Respondents cited four reasons attribution was important: 1) Attribution provides context around the kinds of tactics and indicators of compromise they need to find; 2) attribution fosters greater support from management toward resource allocation to investigate the incident; 3) attribution informs their responses based upon current threat modeling; and 4) attribution is a required output of their incident response processes.

As a result of the SolarWinds attack, 20% of the respondents said their security budgets would increase. The additional funding would go to several areas, including threat hunt tooling, incident response and forensics tooling, threat hunt staffing, and zero trust initiatives. Some 61% already have a threat hunting team, leaving 39% who have no such team in place.

SEE: SolarWinds-related cyberattacks pose grave risk to government and private sector, says CISA (TechRepublic)

Next, the SolarWinds hack will influence how many organizations manage their external vendors and supply chain partners, specifically in the area of security.

Among those surveyed, 47% said they would now require suppliers to follow their internal security standards and legally attest to that fact, 39% said they would implement increased network segmentation by isolating vendor software and appliances to a higher risk zone, 24% said they would set up Dynamic Application Security Testing and Static Application Security Testing scanning of vendor-supplied software before it’s used in their environments, and 19% said they would eliminate their reliance on vendors with ties to adversarial nations.

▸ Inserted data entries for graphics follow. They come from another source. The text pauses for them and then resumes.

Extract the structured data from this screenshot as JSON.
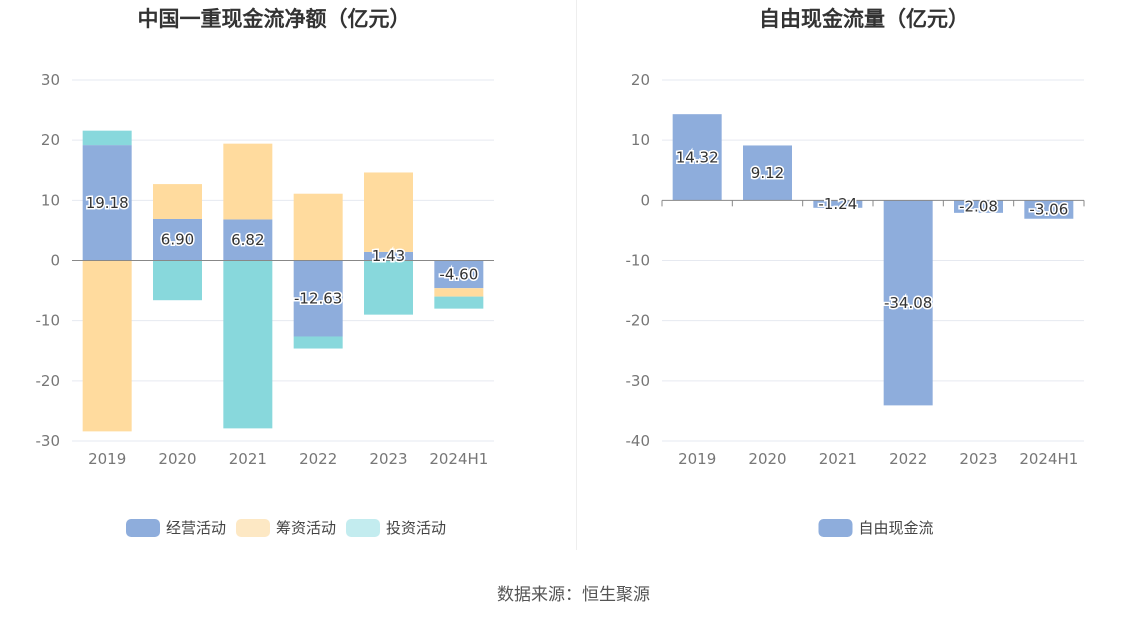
{
  "source_text": "数据来源：恒生聚源",
  "colors": {
    "operating": "#8eaddc",
    "financing": "#ffdb9e",
    "investing": "#88d8dc",
    "fcf": "#8eaddc",
    "grid": "#e6e9f0",
    "axis": "#888888"
  },
  "chart_data": [
    {
      "type": "bar",
      "stacked": true,
      "title": "中国一重现金流净额（亿元）",
      "categories": [
        "2019",
        "2020",
        "2021",
        "2022",
        "2023",
        "2024H1"
      ],
      "ylim": [
        -30,
        30
      ],
      "yticks": [
        -30,
        -20,
        -10,
        0,
        10,
        20,
        30
      ],
      "grid": true,
      "legend_position": "bottom",
      "series": [
        {
          "name": "经营活动",
          "color": "operating",
          "values": [
            19.18,
            6.9,
            6.82,
            -12.63,
            1.43,
            -4.6
          ],
          "labels": [
            "19.18",
            "6.90",
            "6.82",
            "-12.63",
            "1.43",
            "-4.60"
          ]
        },
        {
          "name": "筹资活动",
          "color": "financing",
          "values": [
            -28.4,
            5.8,
            12.6,
            11.1,
            13.2,
            -1.4
          ]
        },
        {
          "name": "投资活动",
          "color": "investing",
          "values": [
            2.4,
            -6.6,
            -27.9,
            -2.0,
            -9.0,
            -2.0
          ]
        }
      ]
    },
    {
      "type": "bar",
      "title": "自由现金流量（亿元）",
      "categories": [
        "2019",
        "2020",
        "2021",
        "2022",
        "2023",
        "2024H1"
      ],
      "ylim": [
        -40,
        20
      ],
      "yticks": [
        -40,
        -30,
        -20,
        -10,
        0,
        10,
        20
      ],
      "grid": true,
      "legend_position": "bottom",
      "series": [
        {
          "name": "自由现金流",
          "color": "fcf",
          "values": [
            14.32,
            9.12,
            -1.24,
            -34.08,
            -2.08,
            -3.06
          ],
          "labels": [
            "14.32",
            "9.12",
            "-1.24",
            "-34.08",
            "-2.08",
            "-3.06"
          ]
        }
      ]
    }
  ]
}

Finally, an incident like the SolarWinds attack shows that organizations need to be more proactive about their security defenses.

“The majority of respondents may have expressed confidence in the visibility of their networks, but the length of the SolarWinds intrusion suggests that visibility alone may not be enough,” the report said. “It needs to be paired with proactive security measures such as threat hunting to be able to spot the most elusive compromises. SolarWinds should be compelling evidence for security teams to win the argument for dedicated threat hunting resources.”